The diverging trends in lifespan between the two countries could be due to different levels of health among their respective elderly populations. Recent studies have shown improvements in health as measured by activities of daily living (ADL) in cohorts of female centenarians in Denmark (Engberg et al. 2008; Rasmussen et al. 2018) among the 1895, 1905, and 1915 cohorts. Because women heavily outnumber men at the advanced ages, the overall contribution is positive. In Sweden, trends in health for the elderly have been less optimistic. A study using multiple health indicators of Swedes aged 77 and older between 1992 and 2002 found indications of worsening health from the mid-1990s onward—both a lack of improvement in ADL and deterioration in mobility, cognition, and performance tests (Parker et al. 2005, 2008).

In previous studies of oldest-old mortality among several developed countries, Kannisto (1994, 1996) argued that the observed declines in mortality at the highest ages (as opposed to, say, middle ages) were driven more by period than cohort effects. These period effects have an immediate impact on mortality patterns at the time they occur. While Denmark committed more time and resources in attempts to improve life expectancy, Sweden experienced a serious economic crisis in the early 1990s, which led to fiscal consolidation and reduced spending on public services, including health care for the elderly. At the same time, a deinstitutionalization of inpatient elder care was already underway, with a shift away from hospitals to nursing homes and a reduction in the number of nursing home beds. The economic crisis might not have directly caused this shift, but it certainly accelerated its implementation. The cost cuts have left some older people at risk, particularly those in the lower socioeconomic groups. Since that time, Denmark and Sweden have had disparate approaches to elder care. Sweden has adopted an approach targeting the most frail, whereas Denmark continued with generous provision of care, with the obvious result that services reach a higher proportion of the elderly population. Some studies have suggested that Sweden’s approach may have resulted in the lack of care for some who require it and that the least well-off segments of the elderly population rely more heavily on family care, which may be of lower quality (e.g., Rostgaard and Szebehely 2012).

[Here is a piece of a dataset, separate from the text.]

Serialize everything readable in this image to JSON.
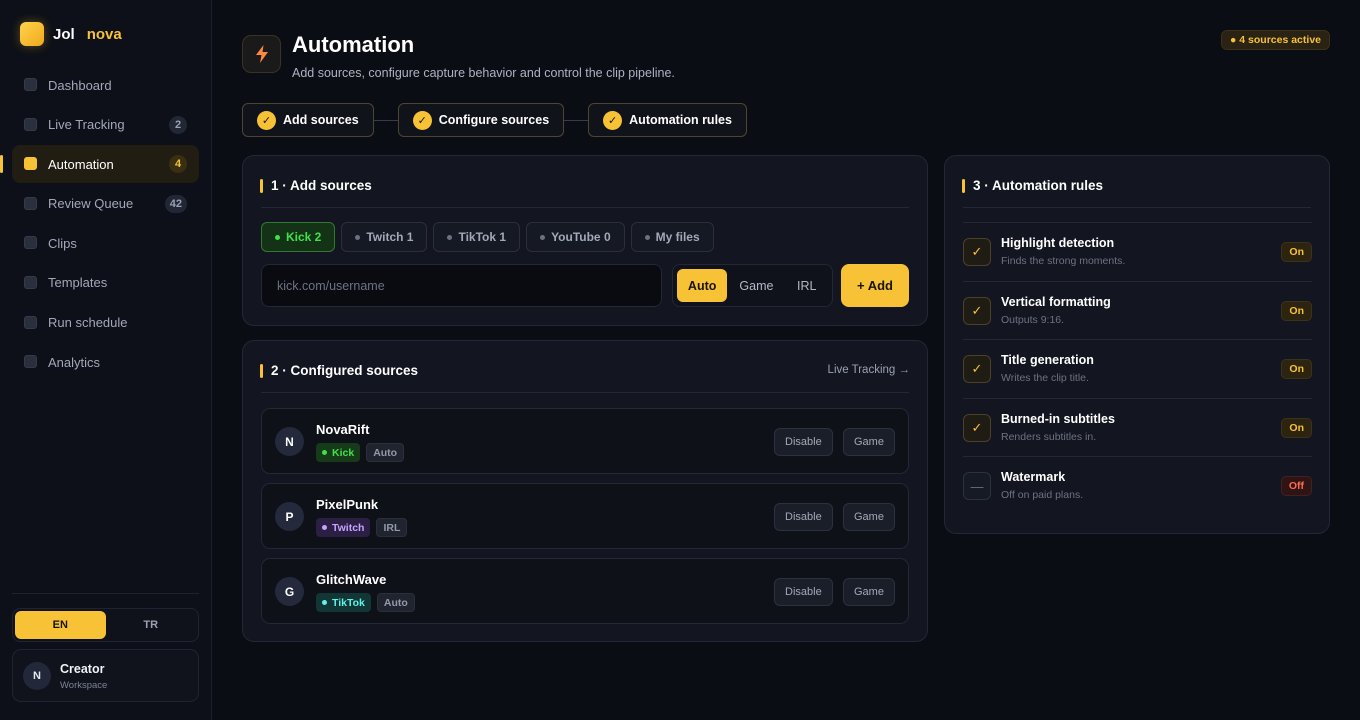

In summary, only those who have already attained the highest ages appear to have lifespans that are improving over time—and only in Denmark. Persons who attain age 100 are a select group, but there appears to be an additional layer of selection favoring a super-select group. Those within this super-select group are obviously the most durable, and it is they who are experiencing longer lives. Perhaps because of their inherent resilience and particular physiology, they are best able to benefit from the advances in health care. Unfair maybe, but the vagaries of human survival appear to favor winners: only the very oldest are growing older.